Teen beat: 'Annoying' is not a disorder
For a while this spring, clinical psychologist Peter Sheras flirted with the idea of tossing his hat into the 57th District ring.
He figured the contentious legislature could benefit from his consensus-building skills, honed from more than 30 years of working with teens.
"What bothers me about the General Assembly is they don't play well together," he says. Nor does he like the polarization between the parties. "If you have teams, it's not good for the community."
He adds cryptically, "If all you have is a hammer, everything looks like a nail."
But when the announcement about his candidacy came in late March, it was that the UVA prof decided not to add elected official to his résumé– for now.
For one, he'd have to take an unpaid leave from teaching, which he loves. "It's like perpetual parenting with people who are really interested in what you say– unlike your own kids," says Sheras, whose kids are safely through adolescence.
He became interested in psychology in college while working at a community center where there were smoking, drug-using teens. "They weren't evil– they just didn't know what to do," he says. "I was intrigued by that naive sense I'd discover a cure for confusion."
Since then, he's worked on youth violence, bullying, divorce prevention, and supporting parents of teens.
And even now, the thing he likes best about his practice is watching people come to see the world differently.
Sheras has a double-psych household: his wife, Phyllis Koch-Sheras, also has a practice. "People think we spend all the time talking about our cases," he says. "That's the last thing we want to do." And of course there's that confidentiality thing.
But they do write books together, hold workshops, and can segue work-related trips into vacations.
So what's the common teen refrain? "Nobody understands me," replies Sheras. "Your kids confuse agreement with understanding. They think if you don't agree, you don't understand." For instance, if a parent says "No way, José" to a 1am curfew, teenagers think they need to explain it again, explains Sheras.
And psychology does have its limits as far as teenagers are concerned: "We don't diagnose them as annoying," he admits.
Why here? I came to take a job teaching at UVA, but I stay here because I love it here. So much great art, spirituality, beautiful surroundings and interesting people.
What's worst about living here? The humidity
Favorite hangout? Mudhouse
Most overrated virtue? My guitar playing
People would be surprised to know: I was a pretty good and accomplished child actor in Chicago.
What would you change about yourself? I would be able to relax more without feeling restless or guilty.
Proudest accomplishment? Helping to establish Couples Coaching Couples, a national group of couples working to enrich the lives of other couples
People find most annoying about you: I snore loudly.
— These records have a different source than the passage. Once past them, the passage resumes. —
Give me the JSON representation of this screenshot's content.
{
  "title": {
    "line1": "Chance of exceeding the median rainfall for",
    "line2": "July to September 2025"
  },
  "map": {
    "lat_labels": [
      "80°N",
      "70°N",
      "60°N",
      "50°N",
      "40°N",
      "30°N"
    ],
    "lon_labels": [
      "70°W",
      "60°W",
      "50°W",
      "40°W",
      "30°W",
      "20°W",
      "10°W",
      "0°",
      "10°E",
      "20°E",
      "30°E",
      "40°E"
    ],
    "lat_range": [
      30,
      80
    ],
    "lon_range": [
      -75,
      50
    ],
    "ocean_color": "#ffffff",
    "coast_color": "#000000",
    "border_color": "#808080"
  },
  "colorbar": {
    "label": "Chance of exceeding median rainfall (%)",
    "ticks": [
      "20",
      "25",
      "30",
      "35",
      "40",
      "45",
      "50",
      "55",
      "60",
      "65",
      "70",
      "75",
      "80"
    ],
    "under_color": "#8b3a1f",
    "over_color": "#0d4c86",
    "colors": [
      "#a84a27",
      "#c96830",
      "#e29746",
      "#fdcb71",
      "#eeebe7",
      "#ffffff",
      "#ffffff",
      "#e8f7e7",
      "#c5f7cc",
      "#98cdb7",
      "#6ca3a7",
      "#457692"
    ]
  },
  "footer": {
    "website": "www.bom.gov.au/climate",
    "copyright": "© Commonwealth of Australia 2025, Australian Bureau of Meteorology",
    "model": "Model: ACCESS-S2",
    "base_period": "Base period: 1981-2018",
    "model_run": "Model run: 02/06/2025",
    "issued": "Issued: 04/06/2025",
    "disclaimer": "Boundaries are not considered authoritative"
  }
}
Whom do you admire? Leo Szilard, the Hungarian-born nuclear physicist (1898-1964) who first had the idea of the atom bomb and worked on the Manhattan project. He later became a biologist and social critic and wrote a great short story, "The Voice of the Dolphins," in which it was discovered that dolphins had superior intelligence and were able to solve the world's problems.
Favorite book? Fiction: The Hobbit; nonfiction: The Pursuit of Loneliness by Philip Slater
Subject that causes you to rant? Zero tolerance and fundamentalism
Biggest 21st-century thrill? Watching our kids graduate from college– and the Cubs almost make the World Series but reassure their fans by losing in a spectacular way when a fan touched a ball in play.
Biggest 21st-century creep out? The 2004 presidential election
What do you drive? A Volvo Cross Country
In your car CD player right now: Fleetwood Mac The Dance
Next journey? Back to India next winter
Most trouble you've ever gotten in? Tear gassed by police on the New Haven Green during a demonstration for Black Panther leader Bobby Seale in the spring of 1970.
Regret: I wish I could have lived for a few more years in Northern California.
Favorite comfort food: Toast or anything chocolate
Always in your refrigerator: Kosher pickles
Must-see TV: West Wing or M.A.S.H reruns
Favorite cartoon: Rocky and Bullwinkle (South Park a distant second)
Describe a perfect day. Up early, work out (rowing or lifting weights), yoga and meditation for an hour, writing and then teaching a class. Dinner in town with friends followed by a discussion of politics or art, early to bed to snuggle with wife. Dreams of walking on the moon.
Walter Mitty fantasy: First psychologist astronaut on Mars
Who'd play you in the movie? Robin Williams
Most embarrassing moment? My freshman-year date to the college prom went home with the photographer while my friends looked on.
Best advice you ever got? From my grandfather: Don't lend money to your relatives– just give it to them. If they don't pay you back, you're not mad, and if they do, you're impressed.
Favorite bumper sticker? "This sentence no verb" or "Got Oars?"